En Roma, Sorolla trabó vínculos para toda la vida con colegas como los hermanos Benlliure, Francisco Pradilla o Francisco Jover y Casanova, su primer marchante. La amistad es otra de las claves de la vida del artista y de la exposición. Su relación con Pedro Gil Moreno de la Mora, pintor aficionado y rico hombre de negocios que le ayudará a triunfar en París, merece un capítulo aparte, con cartas y retratos de ambos. También el afecto marcó su relación con el resto de la escuela valenciana, Joaquín Agrasot, Francisco Domingo Marqués –de quien hay una paleta pintada con una carga de coraceros, regalo del pintor a Clotilde–, o Ignacio Pinazo.

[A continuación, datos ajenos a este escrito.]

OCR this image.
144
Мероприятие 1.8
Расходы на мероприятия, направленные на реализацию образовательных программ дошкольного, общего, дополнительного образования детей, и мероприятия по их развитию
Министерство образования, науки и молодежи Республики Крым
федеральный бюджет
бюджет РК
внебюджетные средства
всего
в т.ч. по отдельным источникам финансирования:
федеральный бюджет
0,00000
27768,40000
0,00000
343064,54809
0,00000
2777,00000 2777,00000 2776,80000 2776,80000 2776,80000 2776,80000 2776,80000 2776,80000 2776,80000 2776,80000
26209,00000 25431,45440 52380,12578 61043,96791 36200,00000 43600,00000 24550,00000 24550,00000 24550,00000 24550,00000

O con sus maestros, nombres como el mencionado Pradilla o Aureliano de Beruete, de quien se ofrece, como parte de la biblioteca de Sorolla, un ejemplar de uno de sus libros sobre Velázquez. Pero también con discípulos como Manuel Benedito Vives. "La poca técnica que tengo la aprendí de él; siempre generoso, pródigo más bien, no nos escatimó nada de cuanto pudo hacernos pintores", dijo Vives cuando ingresó en la Academia de San Fernando, un año después de la muerte de Sorolla.
La última exposición del centenario, que podrá visitarse en Madrid hasta el 29 de septiembre, también recoge la pasión del artista por el coleccionismo. La revalorización de las tradiciones y la cultura popular que tuvo lugar en época finisecular coincidió con su proyecto de paneles de las regiones de España para la Hispanic Society de Nueva York. Esto le llevó a acopiar cerámicas, trajes, vidrios y todo tipo de objetos para documentar sus pinturas. En la muestra se pueden ver hermosas piezas de alfarería granadina de Fajalauza, azulejos, platos y hasta un capital califal de mármol del siglo X.
Sorolla también hizo acopio de numerosos objetos exóticos. En la muestra pueden verse algunos, como una máscara japonesa de teatro noh o pulseras marroquíes de plata y oro. O uno de los más singulares de cuantos adquirió Sorolla a lo largo de su vida: un cinturón de amuletos del siglo XVII realizado con elementos protectores sagrados y paganos –de cristal, tela, papel o garra de tejón– para proteger a los niños de la elevada mortalidad infantil que provocaban epidemias como la que se llevó a sus padres.